Nor are we making much progress learning how to pull carbon dioxide out of the atmosphere, although the Biden-Harris administration is putting significant funding into perfecting this strategy. Methane emissions are not going down, either, and there is not yet a mandatory agreement to reduce them. The U.S. National Academy of Sciences will soon release a research agenda for methane removal, which has great promise but is not close to prime time. Nor are black carbon and ground level ozone going down. The only part of the sprint we’re winning is cutting the fluorinated gases used as refrigerants, which are being phased down under the Montreal Protocol’s mandatory controls.

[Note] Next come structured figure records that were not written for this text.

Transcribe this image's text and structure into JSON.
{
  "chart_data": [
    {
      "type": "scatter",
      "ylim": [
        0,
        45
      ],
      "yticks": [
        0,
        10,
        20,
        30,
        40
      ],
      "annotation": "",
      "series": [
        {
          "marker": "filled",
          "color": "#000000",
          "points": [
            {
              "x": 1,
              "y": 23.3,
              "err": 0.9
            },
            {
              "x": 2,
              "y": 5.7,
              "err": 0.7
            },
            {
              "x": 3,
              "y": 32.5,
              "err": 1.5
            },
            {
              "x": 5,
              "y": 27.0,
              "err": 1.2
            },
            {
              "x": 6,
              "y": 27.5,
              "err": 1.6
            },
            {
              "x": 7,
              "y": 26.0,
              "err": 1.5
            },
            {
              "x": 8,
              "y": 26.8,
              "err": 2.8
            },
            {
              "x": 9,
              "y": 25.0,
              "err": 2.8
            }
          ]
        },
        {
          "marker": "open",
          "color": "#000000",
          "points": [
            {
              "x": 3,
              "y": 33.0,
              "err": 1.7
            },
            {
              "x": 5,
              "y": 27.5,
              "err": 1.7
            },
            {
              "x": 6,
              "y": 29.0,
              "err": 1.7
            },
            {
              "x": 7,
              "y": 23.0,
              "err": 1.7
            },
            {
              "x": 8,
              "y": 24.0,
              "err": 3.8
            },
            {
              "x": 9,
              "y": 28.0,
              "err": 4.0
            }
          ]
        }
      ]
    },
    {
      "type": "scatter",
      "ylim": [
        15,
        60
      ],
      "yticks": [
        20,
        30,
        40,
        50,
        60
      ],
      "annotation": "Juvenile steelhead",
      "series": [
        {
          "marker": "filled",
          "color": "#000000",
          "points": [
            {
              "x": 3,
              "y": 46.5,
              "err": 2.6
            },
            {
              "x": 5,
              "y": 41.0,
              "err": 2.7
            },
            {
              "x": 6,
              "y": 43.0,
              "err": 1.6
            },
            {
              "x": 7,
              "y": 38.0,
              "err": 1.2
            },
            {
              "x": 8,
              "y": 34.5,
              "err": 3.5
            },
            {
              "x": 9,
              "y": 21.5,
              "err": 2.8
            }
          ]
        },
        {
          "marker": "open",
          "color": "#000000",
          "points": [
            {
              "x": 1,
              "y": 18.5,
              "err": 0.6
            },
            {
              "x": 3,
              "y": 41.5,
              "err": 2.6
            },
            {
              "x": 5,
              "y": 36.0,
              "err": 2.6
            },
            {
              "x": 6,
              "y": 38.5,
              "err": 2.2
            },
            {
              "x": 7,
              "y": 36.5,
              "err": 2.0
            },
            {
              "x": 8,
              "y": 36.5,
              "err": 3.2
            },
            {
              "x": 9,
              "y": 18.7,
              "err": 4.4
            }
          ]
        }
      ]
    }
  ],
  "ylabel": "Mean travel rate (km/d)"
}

With the slow progress in reducing climate pollutants, current warming is likely already locking in some of the irreversible tipping points, with others getting closer as we blow past the 1.5 degree Celsius guardrail and barrel along towards 2 degree Celsius global heating and likely beyond.
Those who oppose studying SRI—and there are many who do—often argue that it presents a moral hazard that would divert funding and slow efforts to reducing climate emissions. Perhaps. But it’s getting harder to seriously argue that current efforts, even if better funded and accelerated, will be enough to stabilize the climate in the limited time before feedback loops and tipping points push the planet to climate catastrophe.
The real moral hazard is failing to prevent climate disaster, which is our undeniable current course. If we will need to limit solar radiation using sulfates as a temporary fix to shave peak temperature for a few decades, it would be very wise to study it now to understand the risks, even as we accelerate existing efforts to cut all climate pollutants as fast as possible. Otherwise, the tragic reality is all our actions may be too little, too late, to prevent climate chaos.
Paul Bledsoe is a professorial lecturer at American University’s Center for Environmental Policy. He served on the White House Climate Change Task Force under President Clinton.
Durwood Zaelke is president of the Institute for Governance & Sustainable Development and adjunct professor at the University of California, Santa Barbara’s Bren School of Environmental Science and Management.
The views expressed in this article are the writers’ own.